Samedi 30 Avril 2022

Quand nous sommes arrivés pour installer notre matériel j’ai déjà perçu des bruits à la sonorité bizarre ou du moins qui m’étaient inconnus. Je l’ai dit à mon père. Lui n’entendait pas. Normal, il est un peu sourd ! Monsieur Arrasus le responsable du château qui nous avait accueilli, avait mis à notre disposition une salle contigüe à celle prévue pour le concert, en guise de loge. Une fois notre sonorisation installée et les essais terminés je suis allé me changer. Tout était prêt. Le public était arrivé. Je devais commencer

       
  C’est alors….Je sais vous allez douter de mes mots, de mes sensations,de mes ressentis. Je vais vous dire quand même. Tout vous dire !

Pont levis du château

 

  Le château de Bonaguil

Mon Père introduit chacun de mes morceaux par une brève présentation en citant le nom du compositeur et la date de son écriture. Parfois un renseignement supplémentaire ou une anecdote. J’avais débuté par un extrait de l’Oratorio de Georges Frédéric Haendel Solomon intitulé l’Arrivée de la Reine de Sabba que vous venez d’écouter. Je jouais maintenant depuis plus d’un quart d’heure.
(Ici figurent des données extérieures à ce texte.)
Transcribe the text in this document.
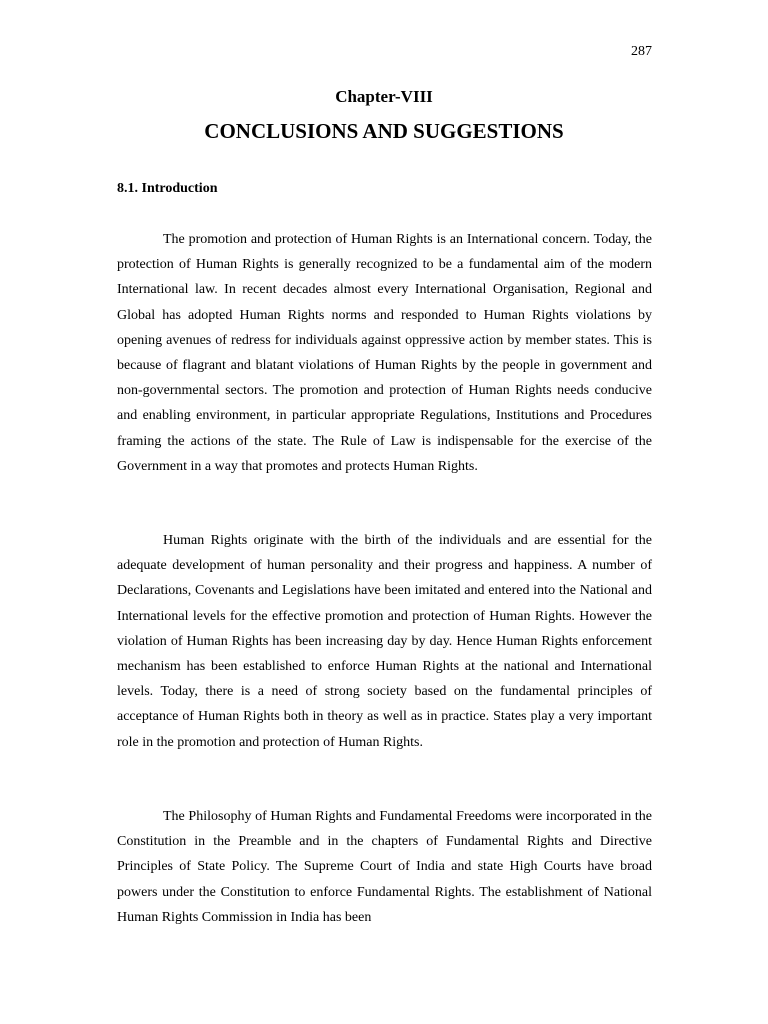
287
Chapter-VIII
CONCLUSIONS AND SUGGESTIONS
8.1. Introduction

The promotion and protection of Human Rights is an International concern. Today, the protection of Human Rights is generally recognized to be a fundamental aim of the modern International law. In recent decades almost every International Organisation, Regional and Global has adopted Human Rights norms and responded to Human Rights violations by opening avenues of redress for individuals against oppressive action by member states. This is because of flagrant and blatant violations of Human Rights by the people in government and non-governmental sectors. The promotion and protection of Human Rights needs conducive and enabling environment, in particular appropriate Regulations, Institutions and Procedures framing the actions of the state. The Rule of Law is indispensable for the exercise of the Government in a way that promotes and protects Human Rights.

Human Rights originate with the birth of the individuals and are essential for the adequate development of human personality and their progress and happiness. A number of Declarations, Covenants and Legislations have been imitated and entered into the National and International levels for the effective promotion and protection of Human Rights. However the violation of Human Rights has been increasing day by day. Hence Human Rights enforcement mechanism has been established to enforce Human Rights at the national and International levels. Today, there is a need of strong society based on the fundamental principles of acceptance of Human Rights both in theory as well as in practice. States play a very important role in the promotion and protection of Human Rights.

The Philosophy of Human Rights and Fundamental Freedoms were incorporated in the Constitution in the Preamble and in the chapters of Fundamental Rights and Directive Principles of State Policy. The Supreme Court of India and state High Courts have broad powers under the Constitution to enforce Fundamental Rights. The establishment of National Human Rights Commission in India has been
Mon père cette fois proposait aux auditeurs de rejoindre l’Amérique du Sud dans l’allégorie de ses mots et la sonorité de mes notes quand….regardez ! Regardez bien:je me sentis poussé par l’arrière.

Cela se reproduisit une seconde fois lors d’une autre présentation mais mon père ne filmait plus. Puis après encore, mais cette fois je fus tiré, retenu, empêché de débuter “Liebesleid” de Kreisler. Je ne pus de ce fait jouer les deux premières notes. Je dis le pourquoi à mon père qui l’avait remarqué, à la fin du concert. Puis toujours à la présentation du morceau de Jules Massenet “Méditation de Thaïs” je ressenti à nouveau un frôlement furtif, aimable, j’oserais dire affectueux à l’épaule droite. Ces inattendus ne me perturbèrent en aucune façon car comme vous le diront celles et ceux qui me connaissent quand je suis avec mon violon je n’ai ni appréhension ni trac.
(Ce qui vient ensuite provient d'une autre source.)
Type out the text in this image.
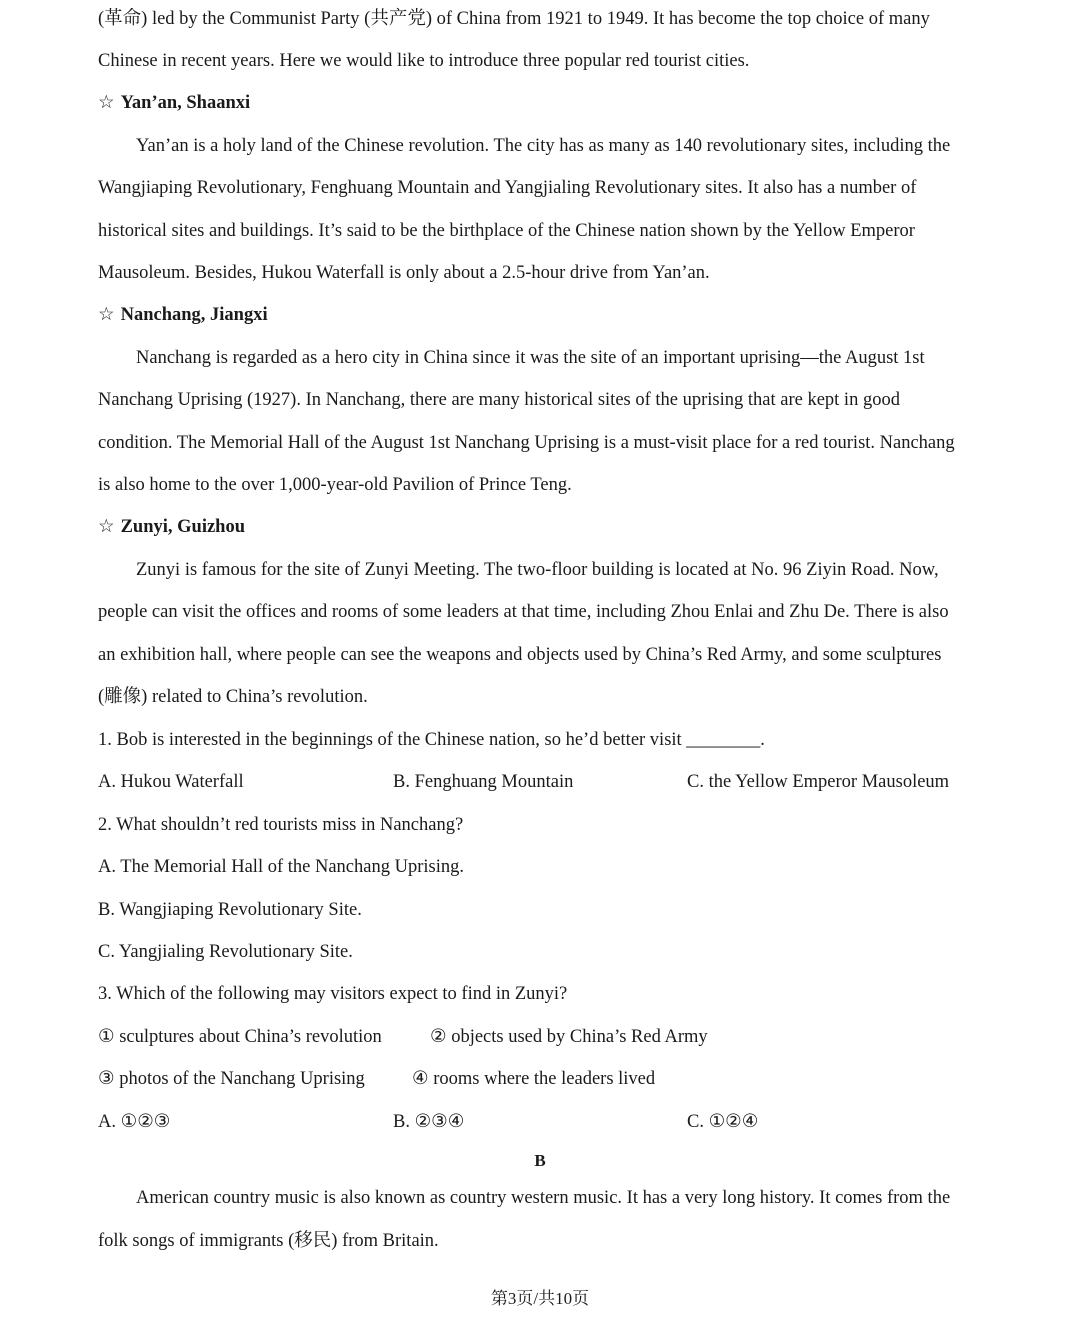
(革命) led by the Communist Party (共产党) of China from 1921 to 1949. It has become the top choice of many
Chinese in recent years. Here we would like to introduce three popular red tourist cities.
☆ Yan’an, Shaanxi
Yan’an is a holy land of the Chinese revolution. The city has as many as 140 revolutionary sites, including the
Wangjiaping Revolutionary, Fenghuang Mountain and Yangjialing Revolutionary sites. It also has a number of
historical sites and buildings. It’s said to be the birthplace of the Chinese nation shown by the Yellow Emperor
Mausoleum. Besides, Hukou Waterfall is only about a 2.5-hour drive from Yan’an.
☆ Nanchang, Jiangxi
Nanchang is regarded as a hero city in China since it was the site of an important uprising—the August 1st
Nanchang Uprising (1927). In Nanchang, there are many historical sites of the uprising that are kept in good
condition. The Memorial Hall of the August 1st Nanchang Uprising is a must-visit place for a red tourist. Nanchang
is also home to the over 1,000-year-old Pavilion of Prince Teng.
☆ Zunyi, Guizhou
Zunyi is famous for the site of Zunyi Meeting. The two-floor building is located at No. 96 Ziyin Road. Now,
people can visit the offices and rooms of some leaders at that time, including Zhou Enlai and Zhu De. There is also
an exhibition hall, where people can see the weapons and objects used by China’s Red Army, and some sculptures
(雕像) related to China’s revolution.
1. Bob is interested in the beginnings of the Chinese nation, so he’d better visit ________.
A. Hukou Waterfall	B. Fenghuang Mountain	C. the Yellow Emperor Mausoleum
2. What shouldn’t red tourists miss in Nanchang?
A. The Memorial Hall of the Nanchang Uprising.
B. Wangjiaping Revolutionary Site.
C. Yangjialing Revolutionary Site.
3. Which of the following may visitors expect to find in Zunyi?
① sculptures about China’s revolution	② objects used by China’s Red Army
③ photos of the Nanchang Uprising	④ rooms where the leaders lived
A. ①②③	B. ②③④	C. ①②④
B
American country music is also known as country western music. It has a very long history. It comes from the
folk songs of immigrants (移民) from Britain.
第3页/共10页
Ce n’était que le début. Que les prémisses. Je n’imaginais pas d’ailleurs de suite. J’étais tout à mon instrument. Je n’avais, je le répète, ni crainte, inquiétude ou terreur.

Mon concert était maintenant terminé. Il se faisait déjà tard et nous devions traverser la nuit pour revenir en Auvergne. Tandis que mon père terminait de ranger le matériel, je partis dans la pièce d’à côté me changer. Je revins vers lui avant de retourner rechercher mes habits de scène quand….à nouveau…quelque chose….quelqu’un…quelle qu’une peut-être m’effleura le bras droit dont le pan de ma chemise paru tiré sans que je vis de main et encore moins de personne. Cette sensation troublante m’était peut-être un appel, le langage muet d’un “au revoir” ou d’une invitation à revenir. La fugacité de l’instant dans l’éclair de cet imprévu me fut étonnamment agréable et doux. Je rêve déjà de pouvoir le ressentir à nouveau. Le revivre peut-être . Revenir un jour pour un autre concert au Château de Bonaguil.